Azure App Service and Stale Nuget

If you’ve been a little bored by some of my earlier posts, and found them dry and technical, hold onto your hats. This one’s technical, very specific, and will only interest a tiny portion of my tinier audience. Your boredom will runneth over, and your skimming abilities will be put to an extreme test.

Today, we discuss Azure holding onto stale Nuget references.

Nuget is the package manager for the Microsoft development platform (.NET). If you’ve used npm in the javascript world, it’s sort of like that for .Net.

In a nutshell:

I’m no expert, but know my way around Nuget well enough to use it in projects, and have recently dipped my toe in the “create your own Nuget package!” waters.

One of my recent projects at Earth Class Mail involved a few over-arching efforts:

  1. Move code we want to share between projects into a Nuget package, and reference that new package from these projects.
  2. Create an Azure-based REST service to facilitate bidness.

Nuget

We use AppVeyor to build some of our solutions, and they offer Nuget feed hosting. This seemed like the logical place to build and host our “framework” Nuget package, and after tinkering for a day or two, it’s up and running. I push commits to Github, Appveyor detects and compiles, then outputs the Nuget package to our feed. One lesson I learned here is the importance of versioning - if you’re making breaking changes, you need to increment the assembly version. I fought with this for a while, trying to force package refreshes locally when things broke WITHOUT incrementing assembly version number. But by simply incrementing the version in the AssemblyInfo.cs file, problem solved.

Azure REST app

Azure offers nifty hooks that trigger builds and deployments within Azure. I went the basic route, and integrated with Github - when I push a commit, Azure builds and deploys (there are more details and capabilities than what I present here of course). It’s worth noting that AppVeyor also offers integration with Azure (and allows you to do things like automated testing to boot) - we will get there eventually, but for now, the direct Github-to-Azure integration is all we need.

At this point, we’re doing well - the “Framework” project is automatically built and deployed using AppVeyor, and the new App Service does the same in Azure. Everything’s integrating nicely, it’s all in the cloud - I’m feeling like a coding rock star. That is, until I introduce a breaking change to my “Framework” project…at that point, Azure’s build & deploy start failing :(

Stale Nuget

Based on the error message in Azure (I tried to find an example, but Azure doesn’t always keep a history of the builds, at least readily discovered in their Portal - this would be nice to have), I can plainly see this is due to a contract change in the Framework project. First, I looked for the issue locally. I verified that all the contracts looked good (and matched between solutions), and everything compiled. This should be working.

Next, I figured I’d just force things through the pipeline. I incremented the “Framework” version, pushed those changes, then updated my Nuget reference in the App Service project.
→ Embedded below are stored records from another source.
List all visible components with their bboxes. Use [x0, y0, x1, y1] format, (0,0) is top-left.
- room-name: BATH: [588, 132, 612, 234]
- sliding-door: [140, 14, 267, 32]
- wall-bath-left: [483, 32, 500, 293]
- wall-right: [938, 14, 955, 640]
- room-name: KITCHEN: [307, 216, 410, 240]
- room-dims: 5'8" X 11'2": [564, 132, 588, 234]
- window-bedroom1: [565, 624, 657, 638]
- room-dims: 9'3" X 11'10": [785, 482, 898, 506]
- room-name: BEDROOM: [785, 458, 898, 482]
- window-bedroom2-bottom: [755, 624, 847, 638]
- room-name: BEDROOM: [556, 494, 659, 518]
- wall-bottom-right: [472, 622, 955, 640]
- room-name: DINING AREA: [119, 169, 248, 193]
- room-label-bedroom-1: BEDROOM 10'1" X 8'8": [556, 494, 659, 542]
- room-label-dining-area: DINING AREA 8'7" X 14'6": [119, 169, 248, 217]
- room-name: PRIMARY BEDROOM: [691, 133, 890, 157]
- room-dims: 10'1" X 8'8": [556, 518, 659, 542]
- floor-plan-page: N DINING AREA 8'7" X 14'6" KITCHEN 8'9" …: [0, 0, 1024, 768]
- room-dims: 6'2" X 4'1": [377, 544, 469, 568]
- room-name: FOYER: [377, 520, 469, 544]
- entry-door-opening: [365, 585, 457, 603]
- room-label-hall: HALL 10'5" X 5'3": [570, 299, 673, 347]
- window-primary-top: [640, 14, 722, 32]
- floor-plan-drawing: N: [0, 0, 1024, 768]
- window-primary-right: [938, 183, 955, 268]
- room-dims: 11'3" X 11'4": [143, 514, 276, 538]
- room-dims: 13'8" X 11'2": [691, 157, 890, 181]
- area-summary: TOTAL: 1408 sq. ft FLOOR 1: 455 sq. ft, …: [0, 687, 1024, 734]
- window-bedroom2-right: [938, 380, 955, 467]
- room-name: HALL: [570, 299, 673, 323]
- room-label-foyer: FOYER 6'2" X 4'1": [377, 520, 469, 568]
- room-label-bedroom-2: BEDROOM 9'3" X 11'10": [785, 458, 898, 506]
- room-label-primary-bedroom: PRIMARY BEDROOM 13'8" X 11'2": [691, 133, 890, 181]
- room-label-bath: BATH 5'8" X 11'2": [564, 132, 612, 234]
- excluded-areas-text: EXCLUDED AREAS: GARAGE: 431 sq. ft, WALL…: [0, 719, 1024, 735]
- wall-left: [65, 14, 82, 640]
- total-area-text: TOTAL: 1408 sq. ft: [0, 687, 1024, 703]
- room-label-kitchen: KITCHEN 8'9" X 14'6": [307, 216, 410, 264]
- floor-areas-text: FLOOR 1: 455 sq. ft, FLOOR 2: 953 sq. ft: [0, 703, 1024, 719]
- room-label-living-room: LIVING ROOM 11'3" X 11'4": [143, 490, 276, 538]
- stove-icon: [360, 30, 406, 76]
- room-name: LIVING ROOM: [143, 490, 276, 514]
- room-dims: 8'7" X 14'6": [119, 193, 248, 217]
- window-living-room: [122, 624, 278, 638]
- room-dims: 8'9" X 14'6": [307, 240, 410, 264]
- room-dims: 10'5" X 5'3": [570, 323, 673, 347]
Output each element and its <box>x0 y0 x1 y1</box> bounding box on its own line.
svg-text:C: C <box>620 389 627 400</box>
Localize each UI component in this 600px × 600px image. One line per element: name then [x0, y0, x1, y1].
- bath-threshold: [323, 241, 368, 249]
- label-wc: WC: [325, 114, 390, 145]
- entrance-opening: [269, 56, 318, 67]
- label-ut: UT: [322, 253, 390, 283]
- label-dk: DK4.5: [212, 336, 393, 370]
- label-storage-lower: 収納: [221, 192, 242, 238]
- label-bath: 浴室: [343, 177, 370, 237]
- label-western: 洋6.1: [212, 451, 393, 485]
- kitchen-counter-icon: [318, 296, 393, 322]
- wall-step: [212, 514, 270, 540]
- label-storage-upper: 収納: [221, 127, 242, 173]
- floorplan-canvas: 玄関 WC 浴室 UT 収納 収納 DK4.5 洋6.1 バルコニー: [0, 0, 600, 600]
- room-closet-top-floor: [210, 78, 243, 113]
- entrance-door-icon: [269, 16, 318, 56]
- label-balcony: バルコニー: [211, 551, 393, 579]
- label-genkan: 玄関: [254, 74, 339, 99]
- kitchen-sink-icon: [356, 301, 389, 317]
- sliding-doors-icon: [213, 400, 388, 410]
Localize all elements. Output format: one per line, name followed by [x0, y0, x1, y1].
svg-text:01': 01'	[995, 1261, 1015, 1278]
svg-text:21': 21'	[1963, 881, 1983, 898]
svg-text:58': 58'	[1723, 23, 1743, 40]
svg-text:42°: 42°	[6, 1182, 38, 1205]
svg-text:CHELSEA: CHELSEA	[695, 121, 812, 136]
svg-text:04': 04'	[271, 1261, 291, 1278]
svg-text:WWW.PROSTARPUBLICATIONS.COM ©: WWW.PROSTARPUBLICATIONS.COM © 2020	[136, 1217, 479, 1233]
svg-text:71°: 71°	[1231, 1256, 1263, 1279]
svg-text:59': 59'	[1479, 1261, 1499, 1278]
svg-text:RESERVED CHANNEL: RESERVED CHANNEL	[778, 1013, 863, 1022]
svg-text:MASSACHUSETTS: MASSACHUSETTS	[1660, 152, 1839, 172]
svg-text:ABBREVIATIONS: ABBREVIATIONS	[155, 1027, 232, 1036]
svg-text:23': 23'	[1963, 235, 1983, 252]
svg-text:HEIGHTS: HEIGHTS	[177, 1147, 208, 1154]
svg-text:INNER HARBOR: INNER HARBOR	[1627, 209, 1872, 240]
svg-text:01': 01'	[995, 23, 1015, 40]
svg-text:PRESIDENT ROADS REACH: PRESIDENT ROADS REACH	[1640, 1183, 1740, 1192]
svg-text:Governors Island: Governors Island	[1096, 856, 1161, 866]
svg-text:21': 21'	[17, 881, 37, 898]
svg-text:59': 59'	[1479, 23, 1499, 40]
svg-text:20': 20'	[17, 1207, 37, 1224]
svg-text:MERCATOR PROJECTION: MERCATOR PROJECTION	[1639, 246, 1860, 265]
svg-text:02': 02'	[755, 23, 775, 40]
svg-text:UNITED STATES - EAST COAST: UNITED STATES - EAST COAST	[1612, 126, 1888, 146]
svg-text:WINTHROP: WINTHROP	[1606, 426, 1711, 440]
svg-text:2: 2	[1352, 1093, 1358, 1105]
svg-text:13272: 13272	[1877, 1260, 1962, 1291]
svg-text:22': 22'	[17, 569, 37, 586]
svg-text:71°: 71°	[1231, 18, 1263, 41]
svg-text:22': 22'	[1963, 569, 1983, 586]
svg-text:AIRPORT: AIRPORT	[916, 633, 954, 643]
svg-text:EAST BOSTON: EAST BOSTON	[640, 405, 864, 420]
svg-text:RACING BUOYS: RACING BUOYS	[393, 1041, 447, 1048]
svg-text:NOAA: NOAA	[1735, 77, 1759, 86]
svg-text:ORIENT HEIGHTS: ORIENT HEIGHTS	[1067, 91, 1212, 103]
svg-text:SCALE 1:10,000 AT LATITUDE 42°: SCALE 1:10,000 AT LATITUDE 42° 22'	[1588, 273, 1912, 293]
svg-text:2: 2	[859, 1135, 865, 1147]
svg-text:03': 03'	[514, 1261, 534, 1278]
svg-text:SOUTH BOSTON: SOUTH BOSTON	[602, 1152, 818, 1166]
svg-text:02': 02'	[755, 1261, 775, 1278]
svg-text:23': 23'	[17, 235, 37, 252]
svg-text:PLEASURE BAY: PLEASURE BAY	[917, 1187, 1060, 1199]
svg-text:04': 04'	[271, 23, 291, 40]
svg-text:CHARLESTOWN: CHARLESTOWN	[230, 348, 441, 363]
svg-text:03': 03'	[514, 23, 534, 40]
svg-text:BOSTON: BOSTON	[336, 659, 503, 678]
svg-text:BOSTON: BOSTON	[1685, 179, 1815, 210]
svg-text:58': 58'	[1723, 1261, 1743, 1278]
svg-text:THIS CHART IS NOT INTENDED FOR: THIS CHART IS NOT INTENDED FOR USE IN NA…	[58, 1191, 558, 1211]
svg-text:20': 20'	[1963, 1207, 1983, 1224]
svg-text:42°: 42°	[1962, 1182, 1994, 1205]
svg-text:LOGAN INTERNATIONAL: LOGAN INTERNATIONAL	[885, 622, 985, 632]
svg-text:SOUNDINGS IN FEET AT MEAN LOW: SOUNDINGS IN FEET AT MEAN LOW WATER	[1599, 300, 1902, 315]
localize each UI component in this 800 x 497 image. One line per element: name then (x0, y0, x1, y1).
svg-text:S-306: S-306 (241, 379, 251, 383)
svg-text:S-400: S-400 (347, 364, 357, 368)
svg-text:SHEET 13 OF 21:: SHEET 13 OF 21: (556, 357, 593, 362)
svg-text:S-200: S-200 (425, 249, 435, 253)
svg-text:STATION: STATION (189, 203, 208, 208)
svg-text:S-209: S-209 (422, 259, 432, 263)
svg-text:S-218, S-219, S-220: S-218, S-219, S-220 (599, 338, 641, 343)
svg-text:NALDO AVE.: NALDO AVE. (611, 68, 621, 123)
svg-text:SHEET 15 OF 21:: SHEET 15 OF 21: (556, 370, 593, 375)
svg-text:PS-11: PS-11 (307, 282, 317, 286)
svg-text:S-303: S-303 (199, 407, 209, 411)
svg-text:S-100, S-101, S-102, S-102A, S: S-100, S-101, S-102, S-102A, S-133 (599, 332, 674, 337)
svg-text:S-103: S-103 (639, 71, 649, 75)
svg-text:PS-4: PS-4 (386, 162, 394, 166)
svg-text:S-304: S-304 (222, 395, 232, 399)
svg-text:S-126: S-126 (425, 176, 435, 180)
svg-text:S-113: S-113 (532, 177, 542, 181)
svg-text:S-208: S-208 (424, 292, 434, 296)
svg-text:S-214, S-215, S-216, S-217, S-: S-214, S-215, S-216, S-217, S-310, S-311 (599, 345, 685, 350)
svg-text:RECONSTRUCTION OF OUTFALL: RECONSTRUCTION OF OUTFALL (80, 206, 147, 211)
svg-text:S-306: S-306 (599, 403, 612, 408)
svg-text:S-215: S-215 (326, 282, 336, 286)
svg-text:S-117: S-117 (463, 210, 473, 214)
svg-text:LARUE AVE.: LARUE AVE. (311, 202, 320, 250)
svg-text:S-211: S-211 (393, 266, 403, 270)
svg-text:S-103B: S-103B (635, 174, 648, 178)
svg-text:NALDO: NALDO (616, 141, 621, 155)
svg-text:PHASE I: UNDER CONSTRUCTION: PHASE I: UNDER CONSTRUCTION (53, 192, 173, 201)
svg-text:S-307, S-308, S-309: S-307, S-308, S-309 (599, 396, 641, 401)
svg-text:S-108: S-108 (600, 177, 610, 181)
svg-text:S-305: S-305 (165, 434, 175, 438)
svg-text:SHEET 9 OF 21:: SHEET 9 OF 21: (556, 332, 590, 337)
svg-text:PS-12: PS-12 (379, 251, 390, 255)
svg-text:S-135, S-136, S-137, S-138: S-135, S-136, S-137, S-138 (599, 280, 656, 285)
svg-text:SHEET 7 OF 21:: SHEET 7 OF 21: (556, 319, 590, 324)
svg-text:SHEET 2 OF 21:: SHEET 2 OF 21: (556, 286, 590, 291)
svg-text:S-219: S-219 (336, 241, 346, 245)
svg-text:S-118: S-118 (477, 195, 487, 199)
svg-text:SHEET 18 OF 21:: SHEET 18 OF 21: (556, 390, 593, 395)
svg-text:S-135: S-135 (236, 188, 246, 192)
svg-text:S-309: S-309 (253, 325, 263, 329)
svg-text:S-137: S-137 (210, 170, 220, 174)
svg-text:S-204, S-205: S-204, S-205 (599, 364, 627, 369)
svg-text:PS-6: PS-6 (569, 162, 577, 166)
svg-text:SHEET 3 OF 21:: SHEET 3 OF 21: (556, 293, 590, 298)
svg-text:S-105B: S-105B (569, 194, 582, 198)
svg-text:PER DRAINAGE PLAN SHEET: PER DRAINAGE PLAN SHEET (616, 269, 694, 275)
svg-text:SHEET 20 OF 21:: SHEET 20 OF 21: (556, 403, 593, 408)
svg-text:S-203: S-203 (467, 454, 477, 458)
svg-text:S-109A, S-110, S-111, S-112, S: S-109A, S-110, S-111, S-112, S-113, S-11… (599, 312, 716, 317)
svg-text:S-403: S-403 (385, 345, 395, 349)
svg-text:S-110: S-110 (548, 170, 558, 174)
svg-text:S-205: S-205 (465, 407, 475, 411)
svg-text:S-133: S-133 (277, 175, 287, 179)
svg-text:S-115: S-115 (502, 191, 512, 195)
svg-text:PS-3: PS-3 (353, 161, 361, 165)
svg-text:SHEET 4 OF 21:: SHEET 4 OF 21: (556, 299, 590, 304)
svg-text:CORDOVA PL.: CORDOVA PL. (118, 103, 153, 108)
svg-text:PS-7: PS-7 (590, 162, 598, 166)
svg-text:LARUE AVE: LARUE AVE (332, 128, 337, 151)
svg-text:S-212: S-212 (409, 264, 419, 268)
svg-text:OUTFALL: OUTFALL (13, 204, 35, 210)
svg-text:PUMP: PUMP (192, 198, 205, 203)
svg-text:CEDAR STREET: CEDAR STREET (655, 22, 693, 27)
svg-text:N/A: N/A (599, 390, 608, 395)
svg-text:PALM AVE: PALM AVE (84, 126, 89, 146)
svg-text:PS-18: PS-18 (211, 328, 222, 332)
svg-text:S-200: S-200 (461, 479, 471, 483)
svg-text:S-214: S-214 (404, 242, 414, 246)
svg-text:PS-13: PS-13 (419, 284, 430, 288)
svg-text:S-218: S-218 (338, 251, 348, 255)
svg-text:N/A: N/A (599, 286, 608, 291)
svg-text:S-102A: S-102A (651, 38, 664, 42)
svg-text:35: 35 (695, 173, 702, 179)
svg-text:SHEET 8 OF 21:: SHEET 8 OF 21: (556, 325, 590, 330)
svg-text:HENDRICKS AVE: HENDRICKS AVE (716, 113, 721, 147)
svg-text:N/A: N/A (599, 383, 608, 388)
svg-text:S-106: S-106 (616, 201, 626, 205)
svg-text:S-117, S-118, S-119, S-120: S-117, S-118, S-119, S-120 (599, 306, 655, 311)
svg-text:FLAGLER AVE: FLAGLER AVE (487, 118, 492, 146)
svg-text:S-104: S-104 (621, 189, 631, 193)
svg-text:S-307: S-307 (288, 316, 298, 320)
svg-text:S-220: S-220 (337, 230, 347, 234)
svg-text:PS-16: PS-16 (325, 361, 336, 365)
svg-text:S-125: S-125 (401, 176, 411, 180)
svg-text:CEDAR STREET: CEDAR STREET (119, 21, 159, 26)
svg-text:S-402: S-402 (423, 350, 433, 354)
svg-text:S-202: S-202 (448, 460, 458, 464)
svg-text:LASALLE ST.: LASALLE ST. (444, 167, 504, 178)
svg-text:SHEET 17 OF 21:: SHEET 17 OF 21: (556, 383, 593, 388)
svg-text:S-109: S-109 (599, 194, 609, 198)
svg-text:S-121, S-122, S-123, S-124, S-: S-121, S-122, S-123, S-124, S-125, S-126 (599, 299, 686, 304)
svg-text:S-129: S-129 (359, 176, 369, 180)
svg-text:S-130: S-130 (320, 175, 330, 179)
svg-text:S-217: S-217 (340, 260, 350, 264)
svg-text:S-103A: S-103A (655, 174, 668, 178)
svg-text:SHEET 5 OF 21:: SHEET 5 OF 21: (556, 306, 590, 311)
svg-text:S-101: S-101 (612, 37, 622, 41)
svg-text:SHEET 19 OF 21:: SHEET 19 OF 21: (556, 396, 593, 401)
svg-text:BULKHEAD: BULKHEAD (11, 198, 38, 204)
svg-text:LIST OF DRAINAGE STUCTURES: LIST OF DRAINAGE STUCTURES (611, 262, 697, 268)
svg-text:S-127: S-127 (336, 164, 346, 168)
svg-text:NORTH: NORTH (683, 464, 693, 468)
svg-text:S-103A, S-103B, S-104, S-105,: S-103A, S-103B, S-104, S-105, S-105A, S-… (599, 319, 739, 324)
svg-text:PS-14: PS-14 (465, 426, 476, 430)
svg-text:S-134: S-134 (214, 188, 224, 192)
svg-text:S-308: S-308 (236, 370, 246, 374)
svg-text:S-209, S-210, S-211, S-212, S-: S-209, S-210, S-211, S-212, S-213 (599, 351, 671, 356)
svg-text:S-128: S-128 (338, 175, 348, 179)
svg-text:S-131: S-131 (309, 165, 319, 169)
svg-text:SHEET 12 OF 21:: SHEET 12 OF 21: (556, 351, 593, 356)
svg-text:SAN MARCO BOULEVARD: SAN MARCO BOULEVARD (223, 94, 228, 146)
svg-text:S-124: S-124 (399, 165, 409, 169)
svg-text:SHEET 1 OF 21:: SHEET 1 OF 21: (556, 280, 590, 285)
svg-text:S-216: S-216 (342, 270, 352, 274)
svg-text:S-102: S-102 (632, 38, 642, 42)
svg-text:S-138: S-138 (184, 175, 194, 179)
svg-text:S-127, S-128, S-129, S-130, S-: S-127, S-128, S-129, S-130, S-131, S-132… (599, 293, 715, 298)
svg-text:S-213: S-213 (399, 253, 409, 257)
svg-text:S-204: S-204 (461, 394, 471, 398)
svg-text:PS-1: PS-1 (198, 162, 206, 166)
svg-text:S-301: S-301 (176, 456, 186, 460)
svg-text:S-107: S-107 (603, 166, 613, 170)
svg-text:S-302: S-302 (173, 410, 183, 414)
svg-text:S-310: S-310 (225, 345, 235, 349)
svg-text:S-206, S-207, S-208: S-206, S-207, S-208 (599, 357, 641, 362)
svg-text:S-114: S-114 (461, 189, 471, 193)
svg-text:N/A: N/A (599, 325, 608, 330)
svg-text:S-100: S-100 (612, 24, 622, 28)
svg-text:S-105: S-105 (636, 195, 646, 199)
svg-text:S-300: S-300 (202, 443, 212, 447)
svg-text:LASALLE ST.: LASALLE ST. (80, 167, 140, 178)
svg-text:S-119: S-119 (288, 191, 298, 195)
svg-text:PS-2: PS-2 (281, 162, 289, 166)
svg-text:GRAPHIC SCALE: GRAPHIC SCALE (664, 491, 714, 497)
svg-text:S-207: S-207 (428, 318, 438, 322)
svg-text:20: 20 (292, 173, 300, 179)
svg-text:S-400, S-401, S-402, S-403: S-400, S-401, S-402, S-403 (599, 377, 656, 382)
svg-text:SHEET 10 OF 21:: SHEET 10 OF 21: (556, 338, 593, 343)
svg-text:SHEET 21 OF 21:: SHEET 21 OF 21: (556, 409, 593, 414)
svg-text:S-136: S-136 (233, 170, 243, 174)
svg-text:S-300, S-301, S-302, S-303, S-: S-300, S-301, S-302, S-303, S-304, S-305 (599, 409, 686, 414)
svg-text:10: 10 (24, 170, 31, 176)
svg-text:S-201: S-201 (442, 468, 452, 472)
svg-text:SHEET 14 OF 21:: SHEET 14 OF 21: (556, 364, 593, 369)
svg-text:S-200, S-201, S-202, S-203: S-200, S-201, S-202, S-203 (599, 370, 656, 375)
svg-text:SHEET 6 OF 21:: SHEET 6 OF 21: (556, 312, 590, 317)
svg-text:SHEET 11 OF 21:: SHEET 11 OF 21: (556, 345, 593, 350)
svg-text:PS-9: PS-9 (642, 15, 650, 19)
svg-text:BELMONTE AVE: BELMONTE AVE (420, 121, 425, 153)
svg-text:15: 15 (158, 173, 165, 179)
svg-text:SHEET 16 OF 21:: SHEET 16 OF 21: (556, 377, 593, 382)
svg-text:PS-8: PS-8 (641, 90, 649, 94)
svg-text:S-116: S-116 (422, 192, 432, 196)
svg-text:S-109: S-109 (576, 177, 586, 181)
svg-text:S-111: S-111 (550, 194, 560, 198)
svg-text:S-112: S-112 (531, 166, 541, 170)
Everyone should be referencing the “new things”. But Azure was still failing to compile.

The compile errors in the Azure “Deployment options” output indicated it was still referencing the old “Framework” binaries, but everything in packages.config looked correct. What to do? On my local machine, this would mean a witch hunt of deleting packages, rebuilding and reinstalling packages, etc. But what does that look like in Azure?

Thankfully, I stumbled across the “Console” Development Tool in Azure! This gives you access to a “sandbox” console for the VM hosting your App Services, and while limited in functionality, it allowed me to do what I needed - CLEAR THE LOCAL NUGET CACHE!!!

As an aside, check out the fancy ASCII art! By embracing the past (command line utilities), MSFT is demonstrating it’s commitment to the future (worlds beyond Windows)!

Long story short, after running the following commands in the console:

  • nuget.exe locals -clear all
  • nuget.exe locals -clear http-cache
  • nuget.exe locals -clear packages-cache

Then executing the “Synch” operation on my Deployment Slot, the updated Nuget package was referenced correctly, my code compiled, and all was good with the world!

Zen Enlightenment

So if you ever find yourself in this situation, do not forget your friend “Azure Console”. It just may save your hide, job, and sanity.